Towards Online Real-Time Memory-based Video Inpainting Transformers
Guillaume Thiry, Hao Tang, Radu Timofte, Luc Van Gool
TL;DR
This work addresses online real-time video inpainting by adapting transformer-based models to memory-efficient, real-time inference. It introduces three progressively refined variants—Online baseline, Memory-based, and Refined memory-based—each leveraging past computations and cross-model communication to reach real-time throughput above $20$ FPS while aiming to preserve reconstruction quality. Across three backbones (DSTT, FuseFormer, E2FGVI) and two datasets (DAVIS, YouTube-VOS), the memory-based approaches substantially boost FPS (often $\sim$2–3×) with some quality trade-offs, while the refined model mitigates much of this loss by reinpainting past frames and exchanging information between parallel inpaintors. The results demonstrate a practical path toward live, high-quality video inpainting, with code and pretrained models to be released on acceptance, enabling broader application in live broadcasting and augmented perception.
Abstract
Video inpainting tasks have seen significant improvements in recent years with the rise of deep neural networks and, in particular, vision transformers. Although these models show promising reconstruction quality and temporal consistency, they are still unsuitable for live videos, one of the last steps to make them completely convincing and usable. The main limitations are that these state-of-the-art models inpaint using the whole video (offline processing) and show an insufficient frame rate.
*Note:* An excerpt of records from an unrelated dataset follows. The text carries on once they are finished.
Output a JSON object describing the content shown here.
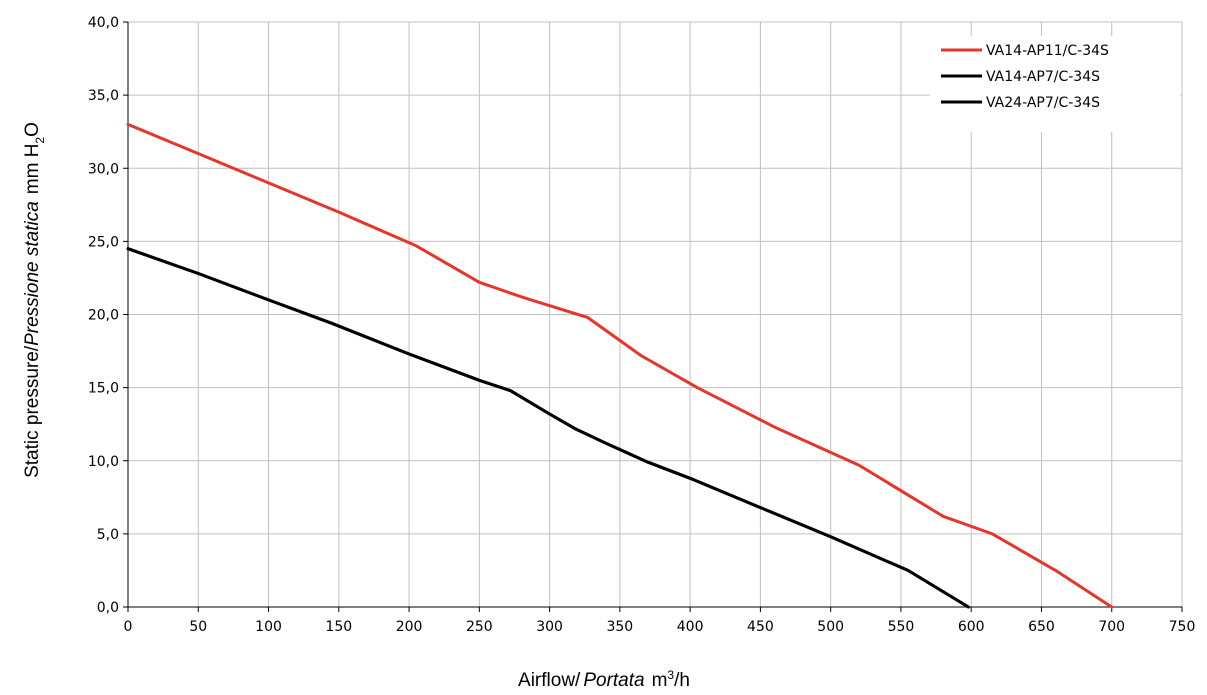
{
  "chart_data": {
    "type": "line",
    "xlabel": {
      "main": "Airflow",
      "sep": "/",
      "italic": "Portata",
      "unit": "m",
      "unit_sup": "3",
      "unit_tail": "/h"
    },
    "ylabel": {
      "main": "Static pressure",
      "sep": "/",
      "italic": "Pressione statica",
      "unit": "mm H",
      "unit_sub": "2",
      "unit_tail": "O"
    },
    "xlim": [
      0,
      750
    ],
    "ylim": [
      0,
      40
    ],
    "x_ticks": [
      0,
      50,
      100,
      150,
      200,
      250,
      300,
      350,
      400,
      450,
      500,
      550,
      600,
      650,
      700,
      750
    ],
    "x_tick_labels": [
      "0",
      "50",
      "100",
      "150",
      "200",
      "250",
      "300",
      "350",
      "400",
      "450",
      "500",
      "550",
      "600",
      "650",
      "700",
      "750"
    ],
    "y_ticks": [
      0,
      5,
      10,
      15,
      20,
      25,
      30,
      35,
      40
    ],
    "y_tick_labels": [
      "0,0",
      "5,0",
      "10,0",
      "15,0",
      "20,0",
      "25,0",
      "30,0",
      "35,0",
      "40,0"
    ],
    "grid": true,
    "legend_position": "top-right",
    "series": [
      {
        "name": "VA14-AP11/C-34S",
        "color": "#e2372a",
        "x": [
          0,
          50,
          100,
          150,
          205,
          250,
          280,
          327,
          365,
          405,
          460,
          520,
          580,
          615,
          660,
          700
        ],
        "y": [
          33.0,
          31.0,
          29.0,
          27.0,
          24.7,
          22.2,
          21.2,
          19.8,
          17.2,
          15.0,
          12.3,
          9.7,
          6.2,
          5.0,
          2.5,
          0.0
        ]
      },
      {
        "name": "VA14-AP7/C-34S",
        "color": "#000000",
        "x": [
          0,
          50,
          100,
          145,
          200,
          250,
          272,
          300,
          318,
          340,
          370,
          400,
          450,
          500,
          555,
          598
        ],
        "y": [
          24.5,
          22.8,
          21.0,
          19.4,
          17.3,
          15.5,
          14.8,
          13.2,
          12.2,
          11.2,
          9.9,
          8.8,
          6.8,
          4.8,
          2.5,
          0.0
        ]
      },
      {
        "name": "VA24-AP7/C-34S",
        "color": "#000000",
        "x": [
          0,
          50,
          100,
          145,
          200,
          250,
          272,
          300,
          318,
          340,
          370,
          400,
          450,
          500,
          555,
          598
        ],
        "y": [
          24.5,
          22.8,
          21.0,
          19.4,
          17.3,
          15.5,
          14.8,
          13.2,
          12.2,
          11.2,
          9.9,
          8.8,
          6.8,
          4.8,
          2.5,
          0.0
        ]
      }
    ]
  }
}
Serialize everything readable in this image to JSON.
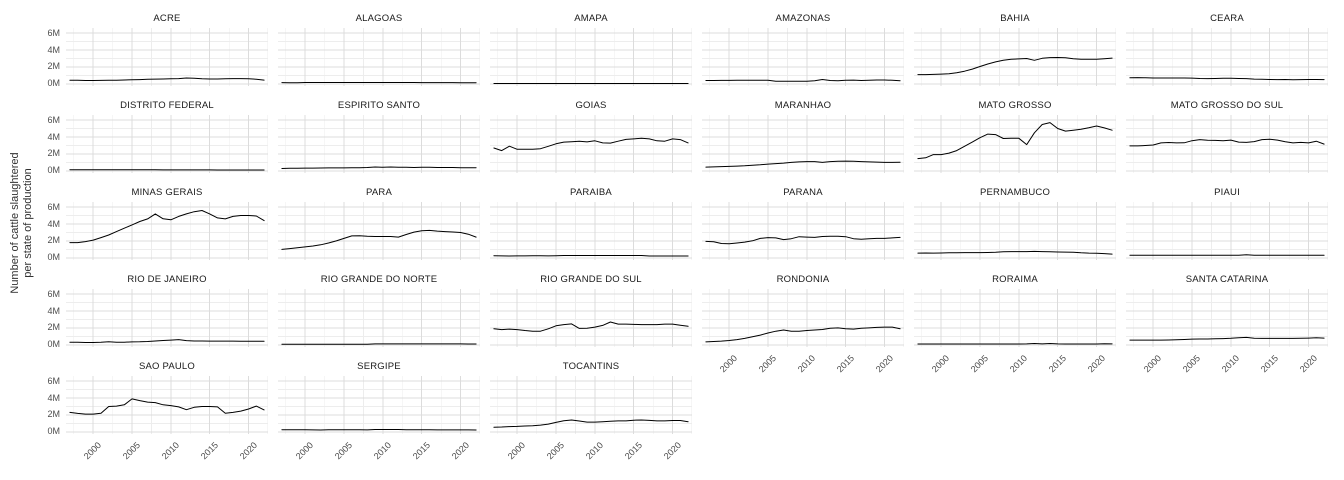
{
  "figure": {
    "y_axis_title_lines": [
      "Number of cattle slaughtered",
      "per state of production"
    ]
  },
  "chart_data": {
    "type": "line",
    "title": "",
    "xlabel": "",
    "ylabel": "Number of cattle slaughtered per state of production",
    "facet_by": "state",
    "facet_columns": 6,
    "legend": "none",
    "grid": true,
    "line_color": "#000000",
    "grid_major_color": "#dcdcdc",
    "grid_minor_color": "#ededed",
    "unit": "millions of cattle (M)",
    "xlim": [
      1996.5,
      2022.5
    ],
    "ylim": [
      -0.25,
      6.6
    ],
    "x_major": [
      2000,
      2005,
      2010,
      2015,
      2020
    ],
    "x_minor": [
      1997.5,
      2002.5,
      2007.5,
      2012.5,
      2017.5,
      2022.5
    ],
    "x_tick_labels": [
      "2000",
      "2005",
      "2010",
      "2015",
      "2020"
    ],
    "y_major": [
      0,
      2,
      4,
      6
    ],
    "y_minor": [
      1,
      3,
      5
    ],
    "y_tick_labels": [
      "0M",
      "2M",
      "4M",
      "6M"
    ],
    "x_years": [
      1997,
      1998,
      1999,
      2000,
      2001,
      2002,
      2003,
      2004,
      2005,
      2006,
      2007,
      2008,
      2009,
      2010,
      2011,
      2012,
      2013,
      2014,
      2015,
      2016,
      2017,
      2018,
      2019,
      2020,
      2021,
      2022
    ],
    "series": [
      {
        "name": "ACRE",
        "values": [
          0.44,
          0.42,
          0.4,
          0.4,
          0.41,
          0.42,
          0.44,
          0.46,
          0.48,
          0.5,
          0.54,
          0.56,
          0.58,
          0.6,
          0.62,
          0.7,
          0.66,
          0.6,
          0.58,
          0.58,
          0.6,
          0.62,
          0.62,
          0.6,
          0.55,
          0.45
        ]
      },
      {
        "name": "ALAGOAS",
        "values": [
          0.15,
          0.14,
          0.13,
          0.16,
          0.16,
          0.16,
          0.16,
          0.16,
          0.16,
          0.16,
          0.16,
          0.16,
          0.16,
          0.16,
          0.16,
          0.16,
          0.16,
          0.16,
          0.15,
          0.15,
          0.15,
          0.15,
          0.15,
          0.14,
          0.14,
          0.14
        ]
      },
      {
        "name": "AMAPA",
        "values": [
          0.05,
          0.05,
          0.05,
          0.05,
          0.05,
          0.05,
          0.05,
          0.05,
          0.05,
          0.05,
          0.05,
          0.05,
          0.05,
          0.05,
          0.05,
          0.05,
          0.05,
          0.05,
          0.05,
          0.05,
          0.05,
          0.05,
          0.05,
          0.05,
          0.05,
          0.05
        ]
      },
      {
        "name": "AMAZONAS",
        "values": [
          0.4,
          0.4,
          0.41,
          0.41,
          0.42,
          0.42,
          0.42,
          0.43,
          0.42,
          0.3,
          0.3,
          0.3,
          0.3,
          0.32,
          0.38,
          0.52,
          0.4,
          0.38,
          0.42,
          0.45,
          0.4,
          0.44,
          0.46,
          0.46,
          0.42,
          0.38
        ]
      },
      {
        "name": "BAHIA",
        "values": [
          1.1,
          1.1,
          1.12,
          1.15,
          1.2,
          1.32,
          1.5,
          1.75,
          2.05,
          2.35,
          2.6,
          2.8,
          2.9,
          2.95,
          3.0,
          2.78,
          3.02,
          3.1,
          3.12,
          3.08,
          2.98,
          2.92,
          2.9,
          2.92,
          2.98,
          3.05
        ]
      },
      {
        "name": "CEARA",
        "values": [
          0.72,
          0.74,
          0.72,
          0.7,
          0.7,
          0.7,
          0.7,
          0.7,
          0.68,
          0.64,
          0.62,
          0.64,
          0.66,
          0.66,
          0.64,
          0.62,
          0.56,
          0.55,
          0.52,
          0.5,
          0.52,
          0.48,
          0.5,
          0.52,
          0.52,
          0.5
        ]
      },
      {
        "name": "DISTRITO FEDERAL",
        "values": [
          0.14,
          0.14,
          0.14,
          0.14,
          0.14,
          0.14,
          0.14,
          0.14,
          0.14,
          0.13,
          0.13,
          0.13,
          0.12,
          0.12,
          0.12,
          0.12,
          0.12,
          0.12,
          0.12,
          0.11,
          0.11,
          0.11,
          0.1,
          0.1,
          0.1,
          0.1
        ]
      },
      {
        "name": "ESPIRITO SANTO",
        "values": [
          0.28,
          0.3,
          0.32,
          0.33,
          0.33,
          0.34,
          0.35,
          0.35,
          0.35,
          0.36,
          0.38,
          0.4,
          0.46,
          0.42,
          0.46,
          0.44,
          0.42,
          0.4,
          0.43,
          0.42,
          0.4,
          0.4,
          0.4,
          0.38,
          0.38,
          0.38
        ]
      },
      {
        "name": "GOIAS",
        "values": [
          2.7,
          2.4,
          2.92,
          2.55,
          2.55,
          2.55,
          2.62,
          2.9,
          3.2,
          3.4,
          3.45,
          3.5,
          3.42,
          3.55,
          3.3,
          3.28,
          3.5,
          3.72,
          3.78,
          3.85,
          3.78,
          3.55,
          3.5,
          3.78,
          3.7,
          3.3
        ]
      },
      {
        "name": "MARANHAO",
        "values": [
          0.45,
          0.47,
          0.5,
          0.53,
          0.56,
          0.6,
          0.66,
          0.72,
          0.8,
          0.86,
          0.92,
          1.0,
          1.06,
          1.1,
          1.1,
          1.0,
          1.1,
          1.14,
          1.15,
          1.14,
          1.1,
          1.06,
          1.04,
          1.0,
          1.0,
          1.02
        ]
      },
      {
        "name": "MATO GROSSO",
        "values": [
          1.45,
          1.55,
          1.92,
          1.92,
          2.1,
          2.4,
          2.9,
          3.4,
          3.92,
          4.35,
          4.28,
          3.82,
          3.85,
          3.85,
          3.1,
          4.5,
          5.48,
          5.7,
          5.0,
          4.7,
          4.8,
          4.92,
          5.1,
          5.3,
          5.08,
          4.8
        ]
      },
      {
        "name": "MATO GROSSO DO SUL",
        "values": [
          2.95,
          2.95,
          3.0,
          3.06,
          3.3,
          3.35,
          3.3,
          3.32,
          3.56,
          3.7,
          3.62,
          3.6,
          3.56,
          3.64,
          3.4,
          3.36,
          3.46,
          3.7,
          3.74,
          3.64,
          3.44,
          3.3,
          3.36,
          3.3,
          3.5,
          3.16
        ]
      },
      {
        "name": "MINAS GERAIS",
        "values": [
          1.8,
          1.8,
          1.92,
          2.1,
          2.4,
          2.7,
          3.1,
          3.5,
          3.9,
          4.3,
          4.6,
          5.2,
          4.62,
          4.5,
          4.9,
          5.2,
          5.45,
          5.6,
          5.2,
          4.72,
          4.6,
          4.9,
          5.0,
          5.0,
          4.95,
          4.4
        ]
      },
      {
        "name": "PARA",
        "values": [
          1.0,
          1.1,
          1.2,
          1.3,
          1.4,
          1.55,
          1.76,
          2.0,
          2.3,
          2.6,
          2.62,
          2.56,
          2.52,
          2.52,
          2.52,
          2.46,
          2.76,
          3.05,
          3.2,
          3.25,
          3.16,
          3.1,
          3.06,
          3.0,
          2.8,
          2.45
        ]
      },
      {
        "name": "PARAIBA",
        "values": [
          0.26,
          0.24,
          0.22,
          0.24,
          0.24,
          0.26,
          0.25,
          0.24,
          0.26,
          0.28,
          0.28,
          0.28,
          0.28,
          0.28,
          0.28,
          0.28,
          0.28,
          0.28,
          0.28,
          0.28,
          0.22,
          0.22,
          0.22,
          0.22,
          0.22,
          0.22
        ]
      },
      {
        "name": "PARANA",
        "values": [
          1.95,
          1.9,
          1.7,
          1.66,
          1.76,
          1.86,
          2.02,
          2.3,
          2.4,
          2.36,
          2.16,
          2.26,
          2.5,
          2.46,
          2.42,
          2.52,
          2.56,
          2.56,
          2.5,
          2.26,
          2.2,
          2.26,
          2.3,
          2.3,
          2.36,
          2.42
        ]
      },
      {
        "name": "PERNAMBUCO",
        "values": [
          0.56,
          0.58,
          0.56,
          0.58,
          0.6,
          0.6,
          0.62,
          0.62,
          0.62,
          0.63,
          0.66,
          0.72,
          0.74,
          0.74,
          0.74,
          0.76,
          0.74,
          0.72,
          0.7,
          0.68,
          0.66,
          0.6,
          0.56,
          0.55,
          0.5,
          0.45
        ]
      },
      {
        "name": "PIAUI",
        "values": [
          0.3,
          0.3,
          0.3,
          0.3,
          0.3,
          0.3,
          0.3,
          0.3,
          0.3,
          0.3,
          0.3,
          0.3,
          0.3,
          0.3,
          0.3,
          0.38,
          0.32,
          0.3,
          0.3,
          0.3,
          0.3,
          0.3,
          0.3,
          0.3,
          0.3,
          0.3
        ]
      },
      {
        "name": "RIO DE JANEIRO",
        "values": [
          0.3,
          0.3,
          0.28,
          0.28,
          0.3,
          0.36,
          0.3,
          0.32,
          0.35,
          0.36,
          0.4,
          0.46,
          0.52,
          0.56,
          0.62,
          0.5,
          0.46,
          0.46,
          0.45,
          0.45,
          0.45,
          0.45,
          0.44,
          0.44,
          0.43,
          0.42
        ]
      },
      {
        "name": "RIO GRANDE DO NORTE",
        "values": [
          0.08,
          0.08,
          0.08,
          0.08,
          0.08,
          0.08,
          0.08,
          0.08,
          0.08,
          0.08,
          0.08,
          0.08,
          0.12,
          0.12,
          0.12,
          0.12,
          0.12,
          0.12,
          0.12,
          0.12,
          0.12,
          0.12,
          0.12,
          0.12,
          0.1,
          0.1
        ]
      },
      {
        "name": "RIO GRANDE DO SUL",
        "values": [
          1.9,
          1.8,
          1.86,
          1.8,
          1.7,
          1.62,
          1.62,
          1.9,
          2.25,
          2.4,
          2.48,
          1.95,
          1.96,
          2.1,
          2.3,
          2.7,
          2.46,
          2.46,
          2.42,
          2.4,
          2.4,
          2.4,
          2.46,
          2.46,
          2.32,
          2.2
        ]
      },
      {
        "name": "RONDONIA",
        "values": [
          0.35,
          0.4,
          0.45,
          0.52,
          0.62,
          0.76,
          0.95,
          1.15,
          1.4,
          1.62,
          1.76,
          1.6,
          1.62,
          1.7,
          1.76,
          1.82,
          1.96,
          2.0,
          1.9,
          1.86,
          1.96,
          2.0,
          2.06,
          2.1,
          2.1,
          1.9
        ]
      },
      {
        "name": "RORAIMA",
        "values": [
          0.1,
          0.1,
          0.1,
          0.1,
          0.1,
          0.1,
          0.1,
          0.1,
          0.1,
          0.1,
          0.1,
          0.1,
          0.1,
          0.1,
          0.12,
          0.16,
          0.12,
          0.16,
          0.12,
          0.1,
          0.1,
          0.1,
          0.1,
          0.1,
          0.14,
          0.12
        ]
      },
      {
        "name": "SANTA CATARINA",
        "values": [
          0.56,
          0.56,
          0.56,
          0.56,
          0.56,
          0.58,
          0.6,
          0.64,
          0.68,
          0.7,
          0.7,
          0.72,
          0.74,
          0.78,
          0.84,
          0.88,
          0.78,
          0.76,
          0.76,
          0.76,
          0.76,
          0.76,
          0.78,
          0.8,
          0.84,
          0.8
        ]
      },
      {
        "name": "SAO PAULO",
        "values": [
          2.3,
          2.18,
          2.1,
          2.1,
          2.2,
          3.0,
          3.05,
          3.2,
          3.9,
          3.7,
          3.52,
          3.46,
          3.2,
          3.1,
          2.95,
          2.62,
          2.9,
          3.0,
          3.0,
          2.95,
          2.2,
          2.3,
          2.45,
          2.7,
          3.05,
          2.6
        ]
      },
      {
        "name": "SERGIPE",
        "values": [
          0.26,
          0.26,
          0.26,
          0.26,
          0.24,
          0.22,
          0.26,
          0.26,
          0.26,
          0.26,
          0.26,
          0.24,
          0.28,
          0.28,
          0.28,
          0.28,
          0.26,
          0.26,
          0.26,
          0.26,
          0.24,
          0.24,
          0.24,
          0.24,
          0.24,
          0.22
        ]
      },
      {
        "name": "TOCANTINS",
        "values": [
          0.55,
          0.58,
          0.62,
          0.65,
          0.7,
          0.72,
          0.8,
          0.92,
          1.12,
          1.32,
          1.4,
          1.28,
          1.16,
          1.15,
          1.2,
          1.26,
          1.3,
          1.3,
          1.38,
          1.4,
          1.36,
          1.3,
          1.3,
          1.35,
          1.35,
          1.2
        ]
      }
    ]
  }
}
In our approach, we propose a framework to adapt existing inpainting transformers to these constraints by memorizing and refining redundant computations while maintaining a decent inpainting quality. Using this framework with some of the most recent inpainting models, we show great online results with a consistent throughput above 20 frames per second. The code and pretrained models will be made available upon acceptance.